После этой войны повсюду отвергли эту систему и впали в противоположную крайность. Войска, которые каждое мало-мальски уважаемое государство теперь приобретало себе раз и навсегда, получали теперь свое собственное, государственное обеспечение и не искали себе пропитания в стране, а маршировали от склада к складу (что сильно повлияло на их способности к маневрированию в войнах 18-го столетия) и подвергались самому безрассудному, варварскому муштрованию, какое когда-либо вынуждены были терпеть солдаты. Побои и наказание шпицрутенами в армиях 18-го века (и не только в прусской) внушают нынче ужас, когда мы о них читаем. Но следует посмотреть на дело и с другой стороны: то, что теперь солдаты были больше подвержены страданиям, означало, что гражданское население стало меньше страдать. Во времена недисциплинированных, необеспеченных наемных войск ведение войны было вечными пожарищами, грабежами, убийствами и насилием. Фридрих Великий мог заявлять, не слишком отдаляясь от истины: "Мирный бюргер совсем не должен замечать, когда нация сражается". И это говорилось, когда с окончания Тридцатилетней войны не прошло и ста лет.
В том, что Пруссия приняла участие в этой всеобщей европейской военной революции, и так же, как и Швеция, Франция, Испания, Австрия и Россия стала военным государством, не было ничего особенного. Особенное состояло в трех вещах: во-первых, в количестве прусской армии, во-вторых, в ее качестве, и в-третьих, в ее социальном составе.
При "короле-солдате" Фридрихе Вильгельме I прусская армия была доведена до численности в мирное время в 83 000 человек; при его наследнике тотчас же, при вступлении того на трон, увеличена до 100 000 человек, а позже, во время войны, даже увеличена еще в два раза.
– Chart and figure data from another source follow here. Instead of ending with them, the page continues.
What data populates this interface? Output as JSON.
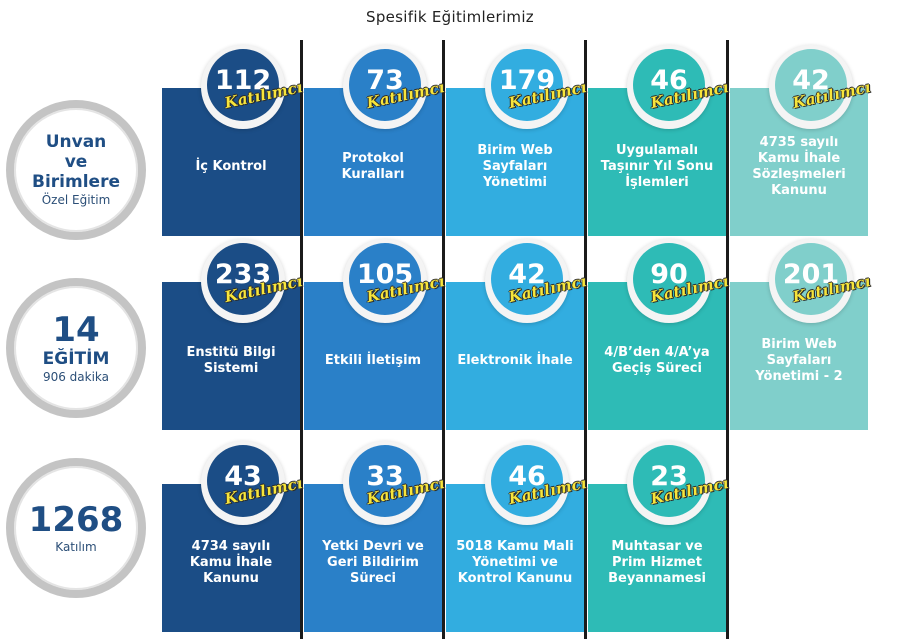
{
  "title": "Spesifik Eğitimlerimiz",
  "participant_label": "Katılımcı",
  "colors": [
    "#1b4d86",
    "#2a80c8",
    "#32ade0",
    "#2ebbb6",
    "#80cfcb"
  ],
  "left_panels": [
    {
      "lines": [
        "Unvan",
        "ve",
        "Birimlere"
      ],
      "sub": "Özel Eğitim"
    },
    {
      "lines": [
        "14",
        "EĞİTİM"
      ],
      "sub": "906 dakika"
    },
    {
      "lines": [
        "1268"
      ],
      "sub": "Katılım"
    }
  ],
  "rows": [
    [
      {
        "count": "112",
        "label": "İç Kontrol"
      },
      {
        "count": "73",
        "label": "Protokol Kuralları"
      },
      {
        "count": "179",
        "label": "Birim Web Sayfaları Yönetimi"
      },
      {
        "count": "46",
        "label": "Uygulamalı Taşınır Yıl Sonu İşlemleri"
      },
      {
        "count": "42",
        "label": "4735 sayılı Kamu İhale Sözleşmeleri Kanunu"
      }
    ],
    [
      {
        "count": "233",
        "label": "Enstitü Bilgi Sistemi"
      },
      {
        "count": "105",
        "label": "Etkili İletişim"
      },
      {
        "count": "42",
        "label": "Elektronik İhale"
      },
      {
        "count": "90",
        "label": "4/B’den 4/A’ya Geçiş Süreci"
      },
      {
        "count": "201",
        "label": "Birim Web Sayfaları Yönetimi - 2"
      }
    ],
    [
      {
        "count": "43",
        "label": "4734 sayılı Kamu İhale Kanunu"
      },
      {
        "count": "33",
        "label": "Yetki Devri ve Geri Bildirim Süreci"
      },
      {
        "count": "46",
        "label": "5018 Kamu Mali Yönetimi ve Kontrol Kanunu"
      },
      {
        "count": "23",
        "label": "Muhtasar ve Prim Hizmet Beyannamesi"
      }
    ]
  ]
}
Для небольшой страны это было непропорционально много, невообразимо много; крупные государства, такие как Франция, Австрия и Россия содержали армии лишь немногим большие. Это требовало спартанской экономности ("прусская бережливость") во всех прочих государственных задачах. Четыре пятых государственного дохода тратилось на армию. Пруссия короля-солдата осознанно жертвовала глянцем для власти в пользу "вещественного", как выражался король. Его содержание двора во времена, когда повсюду придворной пышности придавалось величайшее значение, расценивалось просто как нищенское. Для расцвета искусств и культуры при его правлении было сделано отчаянно мало, и контраст между прусской бедностью и прусским милитаризмом и в его времена был предметом всеобщих насмешек и критики во всей Европе.
Но это было самым несущественным. Единственно лишь при помощи бережливости в бедном государстве невозможно обеспечить покрытие расходов такой выдающейся военной силы. Не зря Фридрих Вильгельм объявил себя "Генерал-фельдмаршалом и министром финансов" короля Пруссии. При его правлении Пруссия стала страной Европы с самыми большими налогами, а Фридрих Великий позже еще больше увеличил налоги и, несмотря на всю свою славу, пробудил недовольство у своих подданных, а с течением времени вообще потерял популярность. И высокие налоги (на предметы потребления или "акциз" в городах, поземельный налог или "контрибуция" в деревнях) должны были же еще быть собраны. Для этого требовался эффективный финансовый аппарат — множество служащих, которые могли оплачиваться лишь с прусской экономностью, но они безусловно должны были быть надежны, что снова принуждало к тому, чтобы подвергнуть их почти военной дисциплине (и ввести при этом квазивоенный кодекс чести). Так одно тянуло за собой другое: прусское военное государство способствовало возникновению чиновничьего государства.
Такая же картина и с прусской экономикой. Когда оплачивают дорогую армию и сверх того хотят накопить еще казну на ведение войны, то приходится население облагать высокими налогами, но если налоги должны хоть что-то приносить, то должно существовать хоть что-то, что можно облагать налогом: голодная корова не дает много молока. Так что прусское государство проводило экономическую политику: финансировало и дотировало в невероятных для того времени масштабах мануфактуры, сельскохозяйственные — льняные и шерстяные ткацкие фабрики (которые кроме того были необходимы, чтобы одеть армию), городские — как например знаменитая королевская фарфоровая мануфактура в Берлине; основало Государственный банк, заботилось об улучшении земель и освоении месторождений (осушение болот по Одеру!) — все это было для того времени весьма современной, прогрессивной политикой; а также, наряду с прочим, и человеколюбивой. Ведь она создавала рабочие места и давала пропитание. Однако именно наряду с прочим.